Looking at Matt’s Conflict Catcher review, you’ll see the article was later referenced by two additional TidBITS articles discussing subsequent updates to Conflict Catcher. (By the time you read this, that review will also know that this article refers to it.) You can also see that Matt pointed back to three previous Conflict Catcher reviews that have appeared in TidBITS over the years, as well as an article about the demise of quality printed documentation and a review of InformINIT. You’ll also see that the review is part of a series, along with a list of other articles that appeared in TidBITS-446.

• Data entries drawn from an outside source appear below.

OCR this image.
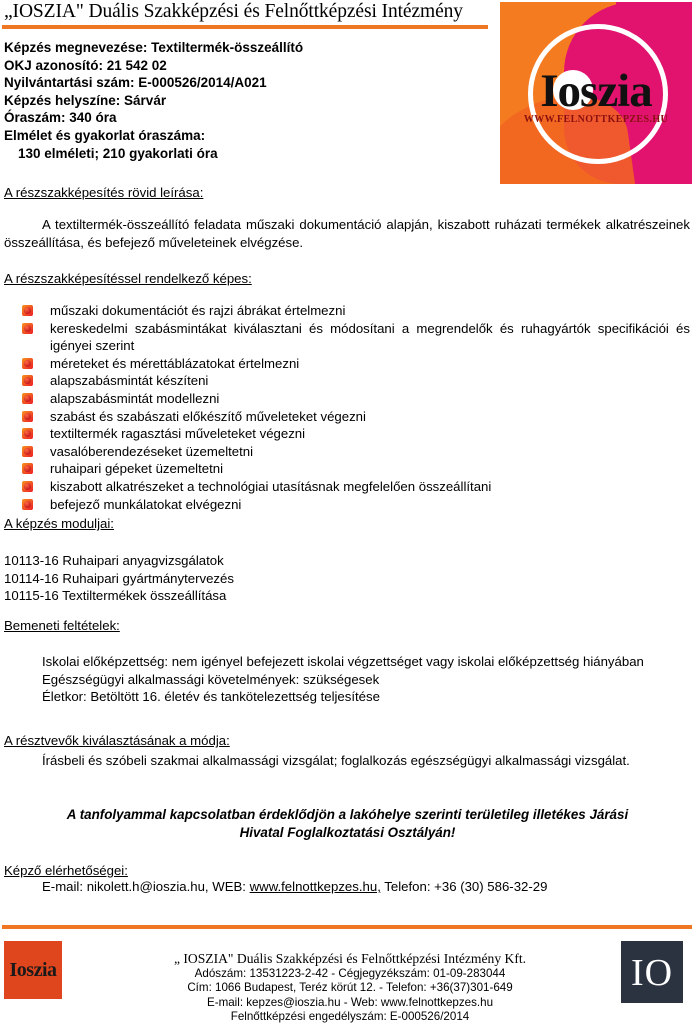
„IOSZIA" Duális Szakképzési és Felnőttképzési Intézmény
Ioszia
WWW.FELNOTTKEPZES.HU
Képzés megnevezése: Textiltermék-összeállító
OKJ azonosító: 21 542 02
Nyilvántartási szám: E-000526/2014/A021
Képzés helyszíne: Sárvár
Óraszám: 340 óra
Elmélet és gyakorlat óraszáma:
130 elméleti; 210 gyakorlati óra
A részszakképesítés rövid leírása:
A textiltermék-összeállító feladata műszaki dokumentáció alapján, kiszabott ruházati termékek alkatrészeinek összeállítása, és befejező műveleteinek elvégzése.
A részszakképesítéssel rendelkező képes:
műszaki dokumentációt és rajzi ábrákat értelmezni
kereskedelmi szabásmintákat kiválasztani és módosítani a megrendelők és ruhagyártók specifikációi és igényei szerint
méreteket és mérettáblázatokat értelmezni
alapszabásmintát készíteni
alapszabásmintát modellezni
szabást és szabászati előkészítő műveleteket végezni
textiltermék ragasztási műveleteket végezni
vasalóberendezéseket üzemeltetni
ruhaipari gépeket üzemeltetni
kiszabott alkatrészeket a technológiai utasításnak megfelelően összeállítani
befejező munkálatokat elvégezni
A képzés moduljai:
10113-16 Ruhaipari anyagvizsgálatok
10114-16 Ruhaipari gyártmánytervezés
10115-16 Textiltermékek összeállítása
Bemeneti feltételek:
Iskolai előképzettség: nem igényel befejezett iskolai végzettséget vagy iskolai előképzettség hiányában
Egészségügyi alkalmassági követelmények: szükségesek
Életkor: Betöltött 16. életév és tankötelezettség teljesítése
A résztvevők kiválasztásának a módja:
Írásbeli és szóbeli szakmai alkalmassági vizsgálat; foglalkozás egészségügyi alkalmassági vizsgálat.
A tanfolyammal kapcsolatban érdeklődjön a lakóhelye szerinti területileg illetékes Járási
Hivatal Foglalkoztatási Osztályán!
Képző elérhetőségei:
E-mail: nikolett.h@ioszia.hu, WEB: www.felnottkepzes.hu, Telefon: +36 (30) 586-32-29
Ioszia
„ IOSZIA" Duális Szakképzési és Felnőttképzési Intézmény Kft.
Adószám: 13531223-2-42 - Cégjegyzékszám: 01-09-283044
Cím: 1066 Budapest, Teréz körút 12. - Telefon: +36(37)301-649
E-mail: kepzes@ioszia.hu - Web: www.felnottkepzes.hu
Felnőttképzési engedélyszám: E-000526/2014
IO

Because we’ve been using GetBITS URLs for only about eighteen months, they don’t appear in our older articles and, hence, older articles may not yet know about articles that refer to them or articles to which they themselves refer. Nonetheless, I have completely cross-linked about 550 articles going back to the latter part of 1994, while about 200 earlier articles still need to be fully integrated.

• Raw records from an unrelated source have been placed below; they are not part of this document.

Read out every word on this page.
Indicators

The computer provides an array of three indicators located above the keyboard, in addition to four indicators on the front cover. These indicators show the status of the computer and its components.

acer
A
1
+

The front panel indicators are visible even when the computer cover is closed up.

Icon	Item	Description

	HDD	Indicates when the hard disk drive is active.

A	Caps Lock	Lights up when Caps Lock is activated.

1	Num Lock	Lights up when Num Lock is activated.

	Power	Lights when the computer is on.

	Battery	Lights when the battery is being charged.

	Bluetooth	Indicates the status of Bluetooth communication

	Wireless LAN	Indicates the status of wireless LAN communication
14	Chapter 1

Since introducing TidBITS Talk last year, we’ve been repeatedly startled by the quality of discussion and information traversing that list, and it seemed appropriate to make relevant TidBITS Talk material available from TidBITS articles. So, if a TidBITS article mentions a discussion in TidBITS Talk or is itself specifically referenced by a message sent to TidBITS Talk, we display a link at the top of the article that takes you directly to the appropriate items in the TidBITS Talk archive, using a new browser window. (The TidBITS Talk links are also one of the few instances where we use more than one graphic on a Web page – with a total transfer burden of 367 bytes, I couldn’t resist.)

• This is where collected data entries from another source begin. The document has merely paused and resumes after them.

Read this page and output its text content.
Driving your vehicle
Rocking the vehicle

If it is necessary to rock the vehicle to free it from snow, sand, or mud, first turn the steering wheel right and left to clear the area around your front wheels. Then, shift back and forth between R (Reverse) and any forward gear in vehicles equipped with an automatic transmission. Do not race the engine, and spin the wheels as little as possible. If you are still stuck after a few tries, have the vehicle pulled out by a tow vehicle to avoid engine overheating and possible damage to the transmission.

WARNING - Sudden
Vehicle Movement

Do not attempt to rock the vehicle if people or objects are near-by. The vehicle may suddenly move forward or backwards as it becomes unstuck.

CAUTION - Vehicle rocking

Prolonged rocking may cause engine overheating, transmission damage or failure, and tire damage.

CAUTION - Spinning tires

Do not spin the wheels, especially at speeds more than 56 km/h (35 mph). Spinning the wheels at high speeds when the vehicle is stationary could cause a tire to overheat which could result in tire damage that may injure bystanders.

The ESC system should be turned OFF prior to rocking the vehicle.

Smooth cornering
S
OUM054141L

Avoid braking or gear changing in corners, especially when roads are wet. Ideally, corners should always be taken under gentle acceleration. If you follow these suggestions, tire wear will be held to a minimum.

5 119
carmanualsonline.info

Towards a Smarter Presentation — Along with making TidBITS articles more useful and context-sensitive, we’ve also tried to enhance other ways people interact with our database. GetBITS URLs now appear in browser location fields and history lists, so it’s easier to bookmark specific articles and see which items you have previously visited. We’ve also enhanced our search results pages, and our main search form now offers some pre-formed queries that display recent articles TidBITS has published in particular categories, as well as listing the most popular articles in our database. In general, the HTML served by the database is cleaner; we’ve implemented some discrete changes that make the archive more accessible to Windows users; and commonly accessed items are much more Lynx-friendly. Finally, queries now search the contents of both TidBITS and NetBITS issues.
Today Searching, Tomorrow the World! We hope you enjoy these database changes in honor of TidBITS’s ninth anniversary, and that they make our content more accessible and useful to you. As usual, there are other grand schemes, plots, and enhancements we hope will bear fruit in the future – but we can’t tell you about them now. It would spoil the suspense!